Edmonds Field as rebuilt after the fire of 1948

* * * * *

Edmonds Field was the home of the Solons for another eleven years. After reporting a loss of $113,000 for the year, in 1958 the team owners announced that they were considering either selling the franchise or selling the field and leasing it back from the buyer for a period of up to two years. As in 1944, the Sacramento Chamber of Commerce sought to come to the rescue with a fund raising drive. The team finished the 1959 season in a respectable fourth place, but attendance dropped. In 1960, the team finish sixth, the franchise lost $100,000, and its assets were reduced to almost nothing.

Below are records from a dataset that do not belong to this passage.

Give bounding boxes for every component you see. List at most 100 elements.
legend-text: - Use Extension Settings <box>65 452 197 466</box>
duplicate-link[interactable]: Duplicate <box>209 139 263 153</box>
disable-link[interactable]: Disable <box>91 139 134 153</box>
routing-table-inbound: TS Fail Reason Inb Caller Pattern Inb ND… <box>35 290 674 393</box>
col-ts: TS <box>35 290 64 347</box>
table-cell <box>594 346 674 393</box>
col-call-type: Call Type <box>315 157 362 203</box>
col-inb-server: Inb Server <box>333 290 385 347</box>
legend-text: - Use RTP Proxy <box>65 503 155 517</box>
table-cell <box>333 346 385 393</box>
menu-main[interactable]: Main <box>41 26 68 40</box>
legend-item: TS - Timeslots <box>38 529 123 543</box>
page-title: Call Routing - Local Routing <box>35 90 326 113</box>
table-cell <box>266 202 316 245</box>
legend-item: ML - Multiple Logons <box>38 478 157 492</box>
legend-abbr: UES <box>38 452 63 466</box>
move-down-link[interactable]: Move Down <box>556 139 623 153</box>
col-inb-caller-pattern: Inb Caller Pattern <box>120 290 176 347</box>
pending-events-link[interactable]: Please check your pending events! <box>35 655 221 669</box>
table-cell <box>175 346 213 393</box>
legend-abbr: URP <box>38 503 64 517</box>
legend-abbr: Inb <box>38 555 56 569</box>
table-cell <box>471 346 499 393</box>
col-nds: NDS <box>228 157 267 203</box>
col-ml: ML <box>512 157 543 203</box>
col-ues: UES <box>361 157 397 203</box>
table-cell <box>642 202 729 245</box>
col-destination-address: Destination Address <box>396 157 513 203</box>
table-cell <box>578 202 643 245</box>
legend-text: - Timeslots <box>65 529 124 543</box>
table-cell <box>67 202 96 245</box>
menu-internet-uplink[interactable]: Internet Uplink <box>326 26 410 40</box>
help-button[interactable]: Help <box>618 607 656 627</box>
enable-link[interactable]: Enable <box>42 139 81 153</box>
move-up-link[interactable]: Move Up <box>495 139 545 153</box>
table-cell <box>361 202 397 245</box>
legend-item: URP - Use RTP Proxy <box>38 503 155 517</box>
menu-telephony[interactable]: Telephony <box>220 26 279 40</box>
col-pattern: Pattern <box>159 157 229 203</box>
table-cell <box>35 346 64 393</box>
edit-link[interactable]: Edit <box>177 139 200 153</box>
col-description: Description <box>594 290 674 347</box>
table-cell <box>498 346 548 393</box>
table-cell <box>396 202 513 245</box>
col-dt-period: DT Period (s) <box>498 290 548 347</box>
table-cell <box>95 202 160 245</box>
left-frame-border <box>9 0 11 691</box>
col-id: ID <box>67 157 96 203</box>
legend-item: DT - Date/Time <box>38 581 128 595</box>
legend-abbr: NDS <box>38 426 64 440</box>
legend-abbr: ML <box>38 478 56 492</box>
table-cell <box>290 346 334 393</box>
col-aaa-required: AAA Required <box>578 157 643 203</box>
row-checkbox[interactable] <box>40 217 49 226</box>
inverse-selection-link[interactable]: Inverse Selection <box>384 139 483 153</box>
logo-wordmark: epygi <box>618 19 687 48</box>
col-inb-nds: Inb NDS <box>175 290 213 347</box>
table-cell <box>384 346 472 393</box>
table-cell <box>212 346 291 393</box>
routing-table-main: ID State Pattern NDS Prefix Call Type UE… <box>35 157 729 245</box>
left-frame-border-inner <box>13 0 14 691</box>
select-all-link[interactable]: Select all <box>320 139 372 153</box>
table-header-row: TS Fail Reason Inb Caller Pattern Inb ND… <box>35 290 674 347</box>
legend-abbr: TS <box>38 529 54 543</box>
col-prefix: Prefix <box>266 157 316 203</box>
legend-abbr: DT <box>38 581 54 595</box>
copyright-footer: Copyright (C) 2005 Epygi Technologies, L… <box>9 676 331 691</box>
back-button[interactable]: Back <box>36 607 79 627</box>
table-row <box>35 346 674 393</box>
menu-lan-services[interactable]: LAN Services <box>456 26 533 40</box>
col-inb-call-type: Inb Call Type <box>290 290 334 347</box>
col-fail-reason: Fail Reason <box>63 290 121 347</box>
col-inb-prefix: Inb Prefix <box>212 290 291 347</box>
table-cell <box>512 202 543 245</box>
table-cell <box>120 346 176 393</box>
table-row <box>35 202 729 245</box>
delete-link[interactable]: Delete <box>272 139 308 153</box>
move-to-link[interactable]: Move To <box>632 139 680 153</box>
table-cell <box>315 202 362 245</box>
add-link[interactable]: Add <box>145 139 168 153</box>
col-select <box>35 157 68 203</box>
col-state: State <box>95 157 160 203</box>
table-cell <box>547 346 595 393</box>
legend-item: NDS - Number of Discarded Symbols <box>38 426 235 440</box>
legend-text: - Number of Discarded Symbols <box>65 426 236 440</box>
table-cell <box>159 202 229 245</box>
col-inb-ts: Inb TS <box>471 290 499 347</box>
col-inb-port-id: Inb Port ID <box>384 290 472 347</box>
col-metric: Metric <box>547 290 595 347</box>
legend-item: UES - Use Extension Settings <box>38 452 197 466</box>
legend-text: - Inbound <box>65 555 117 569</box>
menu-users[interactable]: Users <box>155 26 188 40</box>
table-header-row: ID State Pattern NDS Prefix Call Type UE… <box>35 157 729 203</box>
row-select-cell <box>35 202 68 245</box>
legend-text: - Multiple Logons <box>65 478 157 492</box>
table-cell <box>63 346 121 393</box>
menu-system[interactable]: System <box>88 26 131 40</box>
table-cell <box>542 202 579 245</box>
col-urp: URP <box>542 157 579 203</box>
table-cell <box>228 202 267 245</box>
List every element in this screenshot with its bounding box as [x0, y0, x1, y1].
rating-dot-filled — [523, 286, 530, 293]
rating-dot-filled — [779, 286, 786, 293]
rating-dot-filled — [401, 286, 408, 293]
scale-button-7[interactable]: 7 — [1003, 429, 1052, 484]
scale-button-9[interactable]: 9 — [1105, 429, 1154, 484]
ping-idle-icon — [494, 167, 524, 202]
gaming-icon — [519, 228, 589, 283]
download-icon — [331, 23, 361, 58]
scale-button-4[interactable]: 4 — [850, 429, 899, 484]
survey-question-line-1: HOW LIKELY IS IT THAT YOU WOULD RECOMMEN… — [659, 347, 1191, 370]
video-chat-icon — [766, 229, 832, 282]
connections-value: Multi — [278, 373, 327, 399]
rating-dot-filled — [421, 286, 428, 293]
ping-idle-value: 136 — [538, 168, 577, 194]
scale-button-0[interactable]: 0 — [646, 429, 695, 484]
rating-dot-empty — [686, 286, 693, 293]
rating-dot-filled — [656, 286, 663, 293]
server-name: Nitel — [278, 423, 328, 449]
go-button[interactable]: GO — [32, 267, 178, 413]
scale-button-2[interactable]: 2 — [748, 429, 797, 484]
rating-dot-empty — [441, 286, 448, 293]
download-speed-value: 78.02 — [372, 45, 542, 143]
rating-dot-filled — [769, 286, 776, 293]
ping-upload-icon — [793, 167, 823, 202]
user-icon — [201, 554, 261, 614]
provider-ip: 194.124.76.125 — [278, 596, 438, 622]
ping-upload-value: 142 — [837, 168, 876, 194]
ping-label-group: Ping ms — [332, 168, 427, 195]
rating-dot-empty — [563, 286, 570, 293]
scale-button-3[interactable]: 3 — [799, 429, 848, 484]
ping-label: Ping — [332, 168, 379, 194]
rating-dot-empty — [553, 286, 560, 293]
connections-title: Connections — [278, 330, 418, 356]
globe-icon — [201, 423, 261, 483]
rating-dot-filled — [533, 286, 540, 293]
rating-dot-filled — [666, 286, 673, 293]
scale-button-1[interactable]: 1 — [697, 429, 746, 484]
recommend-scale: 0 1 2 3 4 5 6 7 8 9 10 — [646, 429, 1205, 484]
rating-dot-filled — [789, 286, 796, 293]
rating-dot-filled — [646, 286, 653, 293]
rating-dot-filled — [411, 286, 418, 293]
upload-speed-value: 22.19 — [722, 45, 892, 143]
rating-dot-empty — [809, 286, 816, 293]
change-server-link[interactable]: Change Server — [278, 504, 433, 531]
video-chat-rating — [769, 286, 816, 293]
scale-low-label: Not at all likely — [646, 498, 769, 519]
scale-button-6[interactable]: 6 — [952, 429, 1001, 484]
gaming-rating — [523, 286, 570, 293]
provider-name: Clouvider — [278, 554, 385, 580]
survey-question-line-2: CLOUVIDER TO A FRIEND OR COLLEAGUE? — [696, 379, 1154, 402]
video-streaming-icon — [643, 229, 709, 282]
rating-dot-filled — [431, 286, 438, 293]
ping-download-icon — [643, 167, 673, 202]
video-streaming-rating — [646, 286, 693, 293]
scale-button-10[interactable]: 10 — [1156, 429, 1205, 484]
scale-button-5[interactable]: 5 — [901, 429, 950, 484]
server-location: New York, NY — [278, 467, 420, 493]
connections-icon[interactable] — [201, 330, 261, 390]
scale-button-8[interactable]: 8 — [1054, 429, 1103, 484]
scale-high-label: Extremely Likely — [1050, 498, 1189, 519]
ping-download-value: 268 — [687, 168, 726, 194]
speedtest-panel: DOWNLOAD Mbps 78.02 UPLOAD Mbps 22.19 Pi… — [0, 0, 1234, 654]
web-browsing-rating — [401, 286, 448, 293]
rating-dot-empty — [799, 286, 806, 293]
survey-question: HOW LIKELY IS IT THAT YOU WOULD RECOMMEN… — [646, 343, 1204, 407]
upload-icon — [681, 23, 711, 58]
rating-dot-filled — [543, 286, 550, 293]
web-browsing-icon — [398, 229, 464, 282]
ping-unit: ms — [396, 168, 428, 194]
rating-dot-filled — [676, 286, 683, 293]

The fund raising drive did not meet its goal, and on November 14, the shareholders voted to accept the board of directors' decision to sell the franchise. On December 15, the league bought the franchise and sold it to the owner of the Salt Lake City Bees and a Salt Lake City banker. The teams only other assets were sold to the new Hawaii team.

* * * * *

Edmonds Field demolished in 1964
Edmonds Field stood at the corner of Riverside and Broadway until it was torn down in May of 1964 to make way for a Gemco discount store. The site is now home to a Target Store, which displays pictures of the ballpark in its lobby. Dick Edmonds lies buried in the cemetery just across the street from the site of the field that once bore his name. The drugstore next to the Tower Theater is now the Tower Cafe. The Solons are now the Colorado Springs Sky Sox. The Sacramento River Cats play at new Raley Field in West Sacramento and won the Pacific Coast League pennant in 2003 and 2004 -- Sacramento's first pennants since 1942 and the first ever back-to-back.